AT the start of the year, I announced to the congregation at Hayling Island Baptist Church that after seven years of being their minister, I would be moving on to a new challenge, with a role in Welwyn Garden City as the senior minister of Panshanger Church.
Last Sunday, March 26, we celebrated together and said our goodbyes, which was an incredibly emotional time for all of us.
The past few months have been an emotional rollercoaster, and to leave Hayling Island has been, and is, an unimaginable wrench.
Hayling Island Baptist Church and the community hold so many memories for me, especially as it was my first church: that kind of history cannot be replicated.
But I know in God there are good things ahead.
The people of Hayling Island hold much of my heart, which I can only leave here as I continue on with my journey.
Ministers are called to come alongside a church for a while and then to move on to somewhere new.
However, the church is much bigger than that: it existed before they came and will flourish quite happily after they have gone.
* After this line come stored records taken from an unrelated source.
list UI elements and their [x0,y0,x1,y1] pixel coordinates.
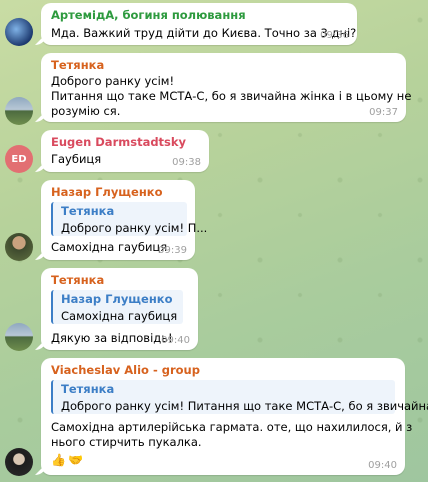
message-text: Дякую за відповідь! [51,331,173,345]
message-time: 09:37 [369,107,398,118]
message-author[interactable]: Назар Глущенко [51,185,162,199]
reply-author: Тетянка [61,382,115,396]
message-text: Гаубиця [51,152,102,166]
message-text-line-1: Самохідна артилерійська гармата. оте, що… [51,420,413,434]
reply-text: Самохідна гаубиця [61,309,178,323]
reply-text: Доброго ранку усім! Питання що таке МСТА… [61,399,428,413]
message-bubble[interactable]: Назар Глущенко Тетянка Доброго ранку усі… [41,180,207,260]
thumbs-up-reaction[interactable]: 👍 [51,453,66,467]
message-time: 09:40 [161,335,190,346]
message-bubble[interactable]: АртемідА, богиня полювання Мда. Важкий т… [41,3,357,45]
reply-quote[interactable]: Тетянка Доброго ранку усім! Питання що т… [51,380,428,414]
planet-avatar[interactable] [5,18,33,46]
landscape-avatar[interactable] [5,323,33,351]
message-time: 09:39 [158,245,187,256]
message-text: Мда. Важкий труд дійти до Києва. Точно з… [51,26,357,40]
message-text-line-1: Доброго ранку усім! [51,74,175,88]
dark-person-avatar[interactable] [5,448,33,476]
message-author[interactable]: АртемідА, богиня полювання [51,8,246,22]
message-author[interactable]: Eugen Darmstadtsky [51,135,186,149]
message-bubble[interactable]: Тетянка Доброго ранку усім! Питання що т… [41,53,411,122]
reply-author: Тетянка [61,204,115,218]
initials-avatar[interactable]: ED [5,145,33,173]
reply-quote[interactable]: Тетянка Доброго ранку усім! П... [51,202,207,236]
message-bubble[interactable]: Eugen Darmstadtsky Гаубиця 09:38 [41,130,209,172]
reactions[interactable]: 👍 🤝 [51,453,83,467]
message-bubble[interactable]: Viacheslav Alio - group Тетянка Доброго … [41,358,428,475]
message-time: 09:38 [172,157,201,168]
message-author[interactable]: Тетянка [51,58,104,72]
landscape-avatar[interactable] [5,97,33,125]
message-author[interactable]: Тетянка [51,273,104,287]
message-time: 09:40 [368,460,397,471]
message-bubble[interactable]: Тетянка Назар Глущенко Самохідна гаубиця… [41,268,198,350]
message-text-line-3: розумію ся. [51,104,121,118]
person-avatar[interactable] [5,233,33,261]
handshake-reaction[interactable]: 🤝 [68,453,83,467]
reply-author: Назар Глущенко [61,292,173,306]
message-text-line-2: нього стирчить пукалка. [51,435,202,449]
message-author[interactable]: Viacheslav Alio - group [51,363,200,377]
message-text: Самохідна гаубиця [51,240,168,254]
message-time: 09:36 [320,30,349,41]
message-text-line-2: Питання що таке МСТА-С, бо я звичайна жі… [51,89,412,103]
reply-quote[interactable]: Назар Глущенко Самохідна гаубиця [51,290,183,324]
avatar-initials: ED [11,153,27,165]
reply-text: Доброго ранку усім! П... [61,221,208,235]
Hayling Island Baptist Church is no different in that regard.
Recently, among many tears, I have been encouraged as I remember how other people in the Bible also shed tears.
There were the tears of David in the Psalms; the tears of Paul’s departure from the Ephesian elders; and the tears of Jesus at the tomb of his friend Lazarus and over the city which he loved.
It seems to me that God has given us the gift of tears as part of our humanity, and that life in Jesus should make us more fully human and not less.
There is, therefore, nothing wrong with shedding a tear or two, as a reminder of your emotional connection to something, or someone.
My thanks and my love go to all those who have walked with me in so many ways in these past seven years, for which I am eternally grateful.
In particular, I want to pay tribute to the leadership team of Hayling Island Baptist Church: I could not have served God without their loving support.
I would like to thank the community of Hayling Island and the wider community, who have encouraged me and supported me, especially since my HIV status was made public.
This was a difficult thing for many people.
However, it is a real credit to those who have not let it change the way we are as a church and community.